The only other passenger thumbed his tobacco into a melancholy pipe-bowl.
“What’s your line?” he asked.

“Soap and Christmas candles,” I said, and held out my cigar for his light.

“Married?”

“Yes, you?”

“Um-m-m-m.” And he stretched his legs, drew up his elbows and looked worried.

“When I was making this territory about this time last year,” he began, “I met a pretty, wifely little girl, and we were married before I left town. Tarascon wasn’t on my regular trip then, but now I have to strike home once a month.

“You see, I was raised in a family of sisters—all older than I, all unmarried. I could never bring myself to tell them about Edyth. They don’t know it yet. Live in Cranford, on the Vandalia. My wife thinks I haven’t any folks.”

“Well?”

He blushed. “There—it—we—I’m going to be a father.” Then he did blush.
I laughed, sympathetic. “You can’t bear not to let your sisters know?” I ventured.

He nodded and gulped.

“Tarascon,” called the brakeman. “Tarascon.”

·         ·         ·         ·         ·         ·         ·

I was on the hot veranda of the Croxton House, at Croxton, some two weeks later, when I felt a modest hand on my shoulder.

“Boy or girl?” were my first words, with a grin.

“Girl,” announced the father with pride. “Sophronia Judith Rose. Named for my sisters.”

He seated himself, fished in his pocket for his pipe, and smiled nervously.
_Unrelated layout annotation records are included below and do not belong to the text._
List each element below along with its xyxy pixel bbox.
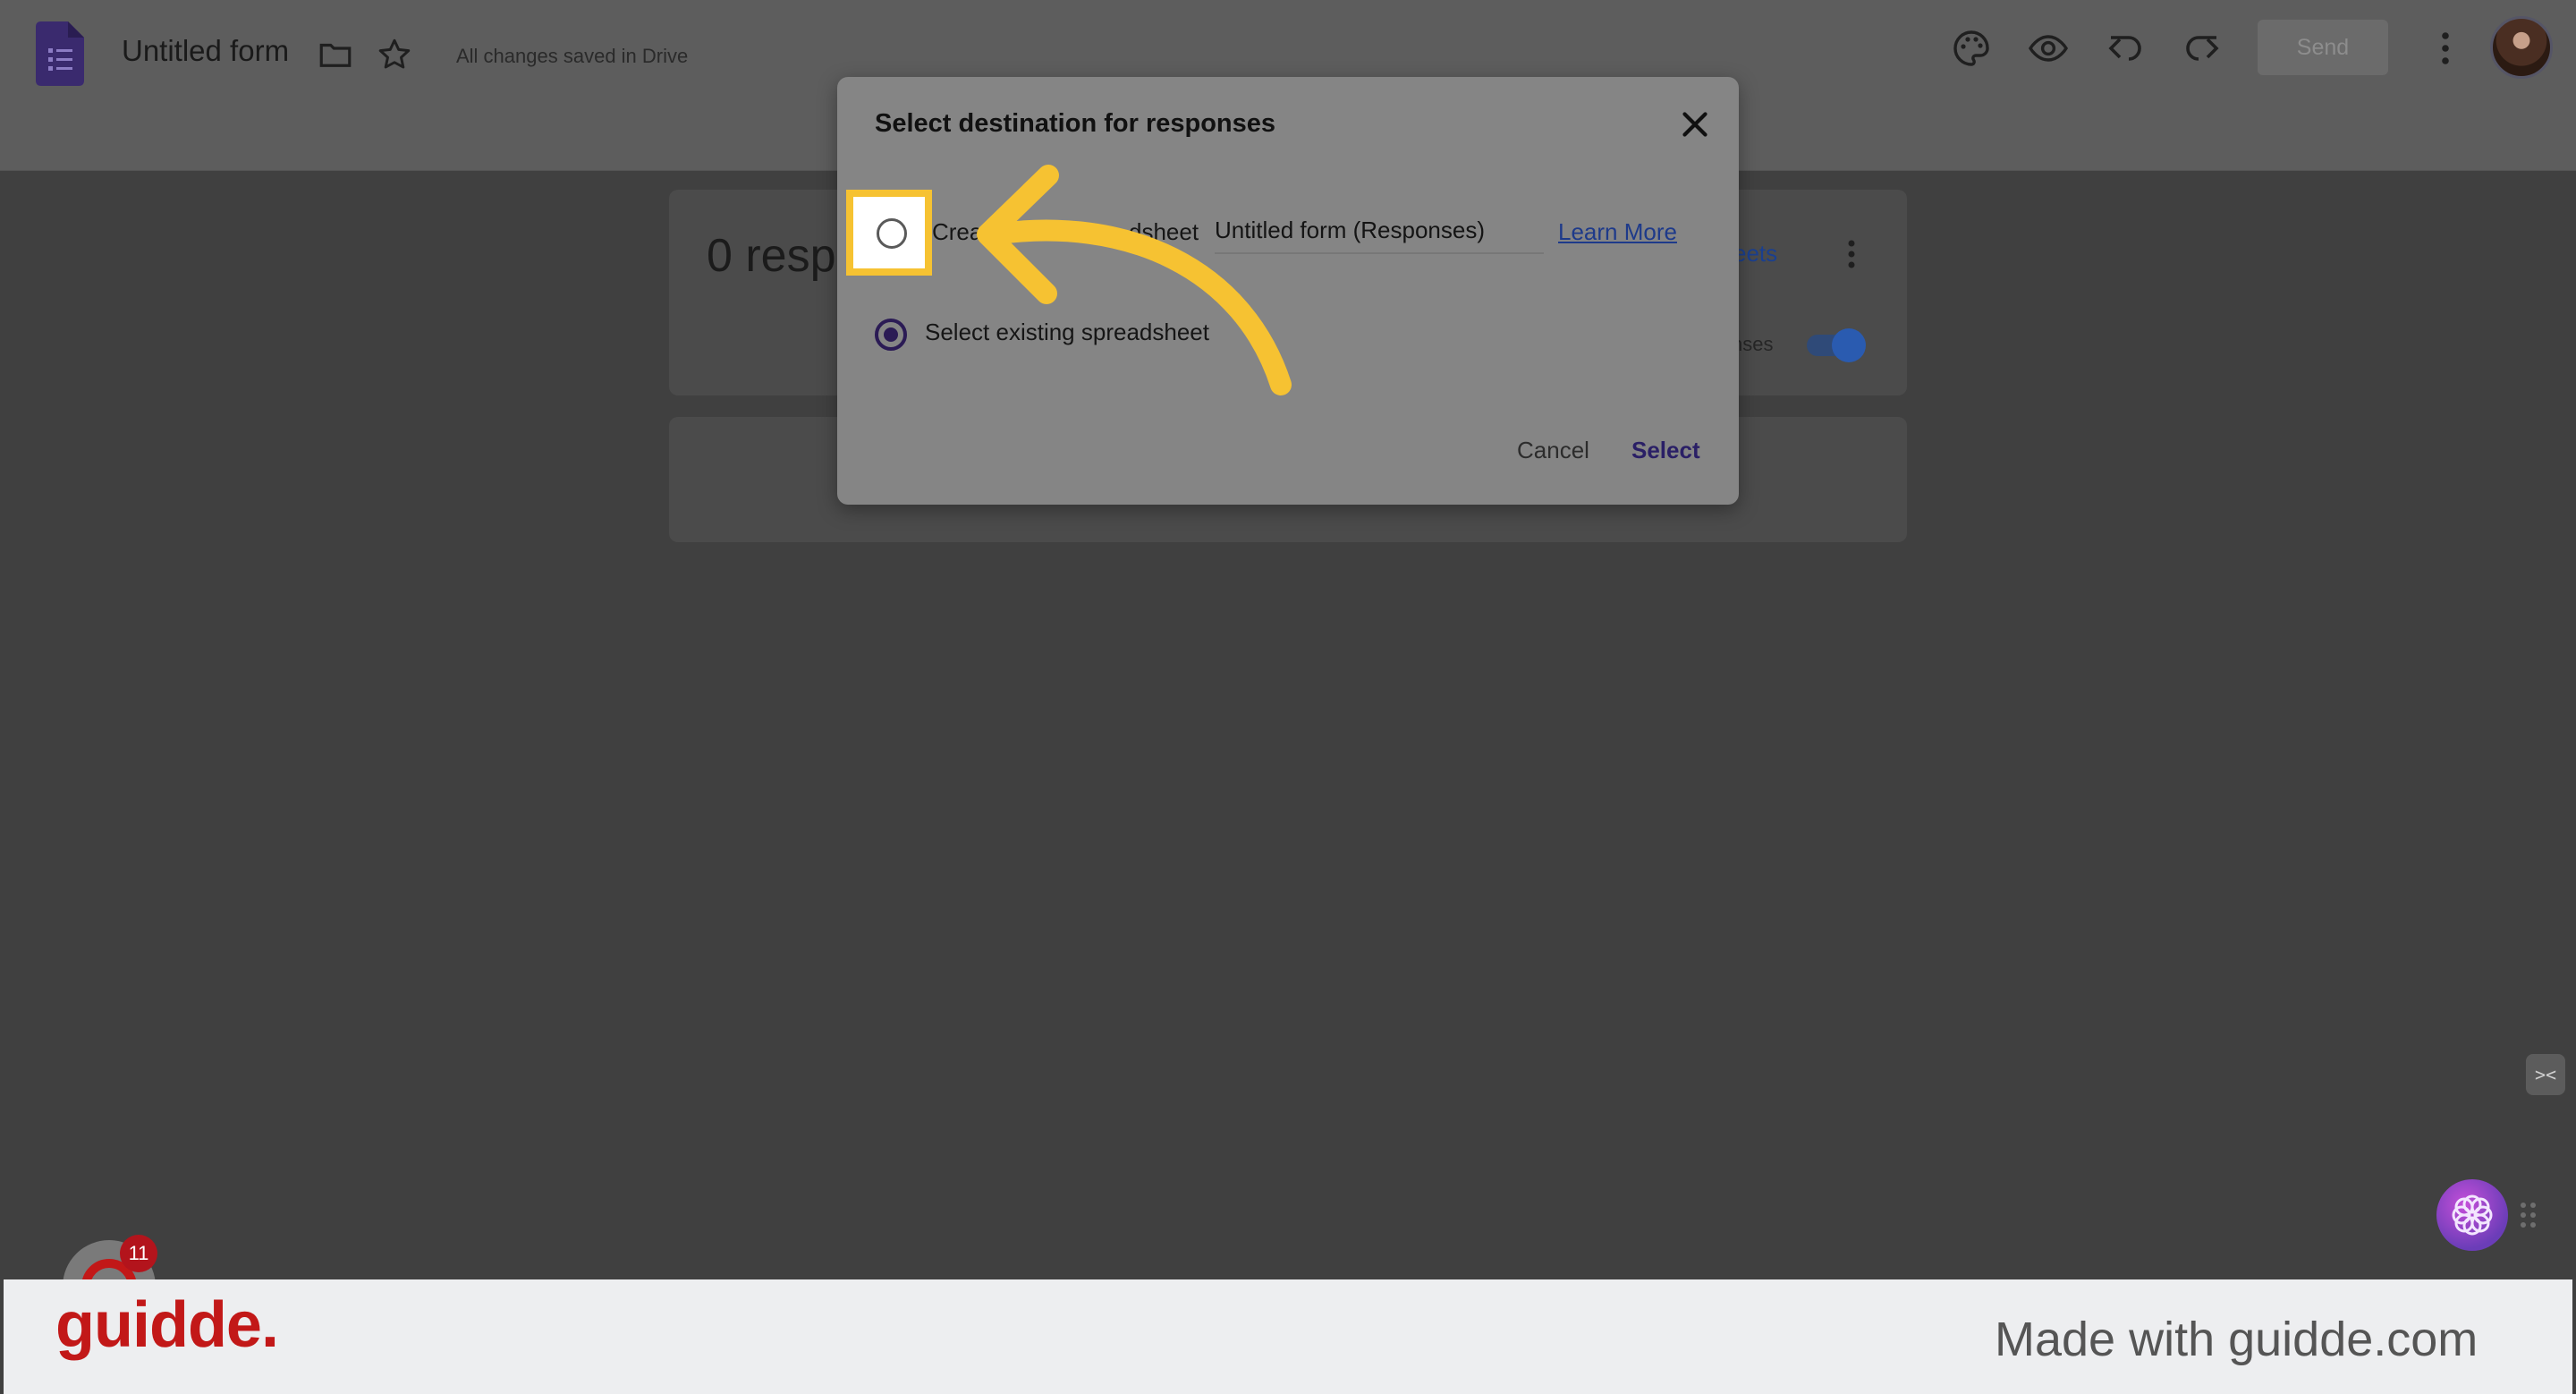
spreadsheet-name-input[interactable]: Untitled form (Responses) — [1215, 217, 1544, 254]
drag-handle-icon[interactable] — [2519, 1201, 2538, 1229]
preview-eye-icon[interactable] — [2027, 27, 2070, 70]
select-button[interactable]: Select — [1631, 437, 1700, 464]
google-forms-logo-icon[interactable] — [36, 21, 84, 86]
select-existing-spreadsheet-radio[interactable] — [875, 319, 907, 351]
create-new-label-start: Creat — [932, 218, 989, 245]
select-existing-label: Select existing spreadsheet — [925, 319, 1209, 345]
made-with-text: Made with guidde.com — [1995, 1313, 2479, 1366]
cancel-button[interactable]: Cancel — [1517, 437, 1589, 464]
create-new-label-end: dsheet — [1129, 218, 1199, 245]
palette-icon[interactable] — [1950, 27, 1993, 70]
link-to-sheets-link[interactable]: eets — [1733, 240, 1777, 268]
responses-more-icon[interactable] — [1843, 236, 1860, 272]
dialog-title: Select destination for responses — [875, 109, 1276, 138]
guidde-footer: guidde. Made with guidde.com — [4, 1279, 2572, 1394]
folder-icon[interactable] — [317, 36, 354, 73]
more-options-icon[interactable] — [2424, 27, 2467, 70]
redo-icon[interactable] — [2181, 27, 2224, 70]
create-new-spreadsheet-radio[interactable] — [877, 218, 907, 249]
notification-badge: 11 — [120, 1235, 157, 1272]
user-avatar[interactable] — [2490, 16, 2553, 79]
guidde-logo: guidde. — [55, 1289, 279, 1361]
toggle-knob[interactable] — [1832, 328, 1866, 362]
close-icon[interactable] — [1674, 104, 1716, 145]
assistant-flower-icon[interactable] — [2436, 1179, 2508, 1251]
undo-icon[interactable] — [2104, 27, 2147, 70]
select-destination-dialog: Select destination for responses Creat d… — [837, 77, 1739, 505]
send-button[interactable]: Send — [2258, 20, 2388, 75]
document-title[interactable]: Untitled form — [122, 34, 289, 68]
console-toggle-button[interactable]: >< — [2526, 1054, 2565, 1095]
responses-count: 0 resp — [707, 230, 836, 282]
star-icon[interactable] — [376, 36, 413, 73]
learn-more-link[interactable]: Learn More — [1558, 218, 1677, 246]
save-status: All changes saved in Drive — [456, 45, 689, 67]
“They knew it when I got home,” he said. “I’d left Edyth’s letter in my room. I believe they had been suspecting all along. Well, they never said a thing at supper, but when I went upstairs I saw a string of baby ribbon sticking out of my sample case. The girls had packed it full of things from their hope boxes. Baby things, they were.
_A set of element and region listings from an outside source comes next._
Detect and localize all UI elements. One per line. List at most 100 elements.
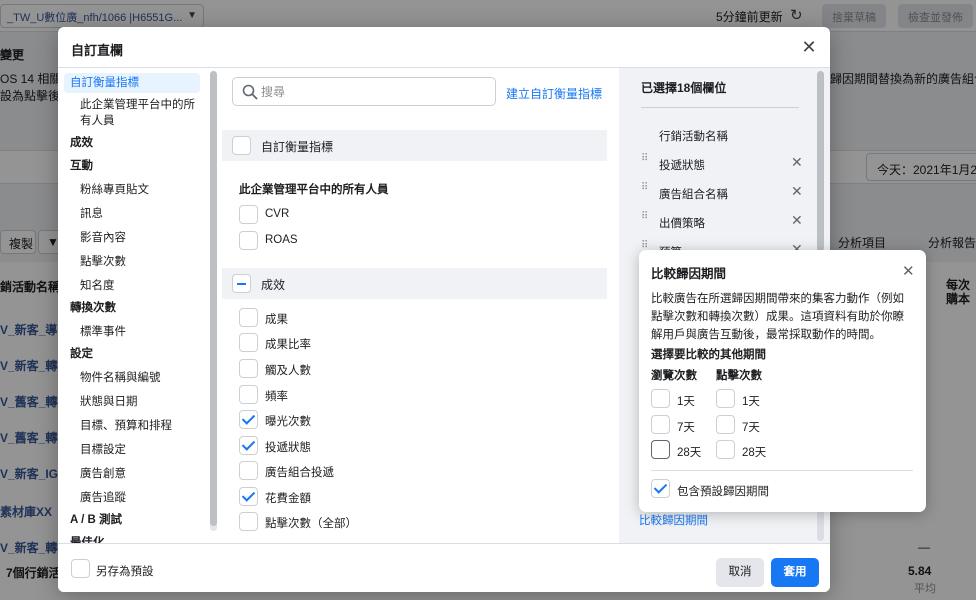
metric-label: ROAS — [265, 234, 298, 246]
metric-label: 成果比率 — [265, 339, 311, 351]
section-performance: 成效 — [222, 268, 607, 299]
nav-item-messages[interactable]: 訊息 — [64, 206, 200, 222]
selected-item-fixed: 行銷活動名稱 — [635, 125, 805, 145]
nav-item-settings[interactable]: 設定 — [64, 346, 200, 362]
metric-label: 觸及人數 — [265, 365, 311, 377]
checkbox[interactable] — [651, 389, 670, 408]
section-label: 自訂衡量指標 — [261, 140, 334, 154]
checkbox-checked[interactable] — [239, 410, 258, 429]
option-label: 7天 — [677, 422, 695, 434]
checkbox[interactable] — [651, 440, 670, 459]
include-default-checkbox[interactable] — [651, 479, 670, 498]
create-custom-metric-link[interactable]: 建立自訂衡量指標 — [506, 85, 602, 102]
metric-label: 點擊次數（全部） — [265, 518, 357, 530]
nav-item-performance[interactable]: 成效 — [64, 135, 200, 151]
selected-item[interactable]: ⠿ 出價策略 ✕ — [635, 212, 805, 232]
drag-handle-icon[interactable]: ⠿ — [641, 212, 649, 228]
option-label: 7天 — [742, 422, 760, 434]
metric-label: 成果 — [265, 314, 288, 326]
category-nav: 自訂衡量指標 此企業管理平台中的所有人員 成效 互動 粉絲專頁貼文 訊息 影音內… — [64, 71, 210, 543]
apply-button[interactable]: 套用 — [771, 558, 819, 587]
scrollbar-thumb[interactable] — [817, 71, 824, 251]
selected-item[interactable]: ⠿ 投遞狀態 ✕ — [635, 154, 805, 174]
select-all-custom-checkbox[interactable] — [232, 136, 251, 155]
nav-item-object-names[interactable]: 物件名稱與編號 — [64, 370, 200, 386]
checkbox[interactable] — [716, 440, 735, 459]
option-label: 1天 — [677, 396, 695, 408]
nav-item-standard-events[interactable]: 標準事件 — [64, 324, 200, 340]
search-icon — [242, 84, 258, 100]
divider — [651, 470, 913, 471]
drag-handle-icon[interactable]: ⠿ — [641, 154, 649, 170]
nav-item-ab-test[interactable]: A / B 測試 — [64, 512, 200, 528]
save-default-label: 另存為預設 — [96, 566, 154, 578]
metric-label: 頻率 — [265, 391, 288, 403]
close-icon[interactable]: ✕ — [902, 262, 915, 280]
section-label: 成效 — [261, 278, 286, 292]
close-icon[interactable]: ✕ — [800, 38, 818, 57]
checkbox-checked[interactable] — [239, 487, 258, 506]
checkbox[interactable] — [239, 359, 258, 378]
nav-item-tracking[interactable]: 廣告追蹤 — [64, 490, 200, 506]
selected-item-label: 投遞狀態 — [659, 160, 705, 172]
view-column-label: 瀏覽次數 — [651, 370, 697, 382]
group-all-people: 此企業管理平台中的所有人員 — [239, 184, 389, 196]
nav-item-status-dates[interactable]: 狀態與日期 — [64, 394, 200, 410]
remove-icon[interactable]: ✕ — [791, 183, 803, 200]
metric-label: 投遞狀態 — [265, 442, 311, 454]
metric-label: 曝光次數 — [265, 416, 311, 428]
metrics-list: 建立自訂衡量指標 自訂衡量指標 此企業管理平台中的所有人員 CVR ROAS 成… — [222, 71, 612, 543]
select-all-performance-checkbox[interactable] — [232, 274, 251, 293]
metric-label: 花費金額 — [265, 493, 311, 505]
scrollbar-thumb[interactable] — [210, 71, 217, 526]
modal-footer: 另存為預設 取消 套用 — [58, 543, 830, 592]
nav-scrollbar[interactable] — [210, 71, 217, 531]
nav-item-video[interactable]: 影音內容 — [64, 230, 200, 246]
checkbox[interactable] — [651, 415, 670, 434]
compare-attribution-popover: 比較歸因期間 ✕ 比較廣告在所選歸因期間帶來的集客力動作（例如點擊次數和轉換次數… — [639, 250, 926, 512]
compare-attribution-link[interactable]: 比較歸因期間 — [639, 512, 708, 528]
metric-label: 廣告組合投遞 — [265, 467, 334, 479]
popover-description: 比較廣告在所選歸因期間帶來的集客力動作（例如點擊次數和轉換次數）成果。這項資料有… — [651, 293, 904, 341]
popover-subtitle: 選擇要比較的其他期間 — [651, 349, 766, 361]
nav-item-conversions[interactable]: 轉換次數 — [64, 300, 200, 316]
nav-item-engagement[interactable]: 互動 — [64, 158, 200, 174]
checkbox[interactable] — [239, 333, 258, 352]
include-default-label: 包含預設歸因期間 — [677, 486, 769, 498]
selected-item[interactable]: ⠿ 廣告組合名稱 ✕ — [635, 183, 805, 203]
remove-icon[interactable]: ✕ — [791, 212, 803, 229]
checkbox[interactable] — [239, 205, 258, 224]
selected-item-label: 廣告組合名稱 — [659, 189, 728, 201]
remove-icon[interactable]: ✕ — [791, 154, 803, 171]
checkbox[interactable] — [239, 231, 258, 250]
metric-label: CVR — [265, 208, 290, 220]
nav-item-page-post[interactable]: 粉絲專頁貼文 — [64, 182, 200, 198]
drag-handle-icon[interactable]: ⠿ — [641, 183, 649, 199]
option-label: 1天 — [742, 396, 760, 408]
nav-item-optimization[interactable]: 最佳化 — [64, 535, 200, 543]
nav-item-creative[interactable]: 廣告創意 — [64, 466, 200, 482]
nav-item-goal-budget[interactable]: 目標、預算和排程 — [64, 418, 200, 434]
checkbox[interactable] — [716, 389, 735, 408]
nav-item-custom-metrics[interactable]: 自訂衡量指標 — [64, 73, 200, 93]
save-default-checkbox[interactable] — [71, 559, 90, 578]
checkbox[interactable] — [239, 385, 258, 404]
checkbox[interactable] — [239, 308, 258, 327]
selected-item-label: 行銷活動名稱 — [659, 131, 728, 143]
cancel-button[interactable]: 取消 — [716, 558, 764, 587]
checkbox[interactable] — [239, 512, 258, 531]
search-box[interactable] — [232, 77, 496, 106]
modal-title: 自訂直欄 — [71, 43, 124, 58]
checkbox-checked[interactable] — [239, 436, 258, 455]
nav-item-awareness[interactable]: 知名度 — [64, 278, 200, 294]
checkbox[interactable] — [716, 415, 735, 434]
divider — [641, 107, 799, 108]
nav-item-targeting[interactable]: 目標設定 — [64, 442, 200, 458]
search-input[interactable] — [261, 83, 481, 101]
popover-title: 比較歸因期間 — [651, 267, 727, 281]
nav-item-clicks[interactable]: 點擊次數 — [64, 254, 200, 270]
nav-item-all-people[interactable]: 此企業管理平台中的所有人員 — [64, 97, 200, 129]
selected-count-title: 已選擇18個欄位 — [641, 81, 727, 95]
option-label: 28天 — [677, 447, 702, 459]
checkbox[interactable] — [239, 461, 258, 480]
“I tried to bluff it out, but I—I couldn’t do it, and I’d told them all about it five minutes after I came downstairs.

“We all took the train for Tarascon the next day. Edyth was tickled—said she’d suspected I had sisters. She hadn’t, though, of course.

“So I had to name the baby for them. Weighed eleven pounds, too.

“My, I’ve got to catch that 9:32 for Tarascon!”

He pulled out his watch, then turned the dial to me sheepishly. Under the crystal was a tiny slip of narrow ribbon, baby blue.

“So long,” he said. “Mayn’t see you again. This is my last trip. The firm’s giving me a city job, where I can be with the family.”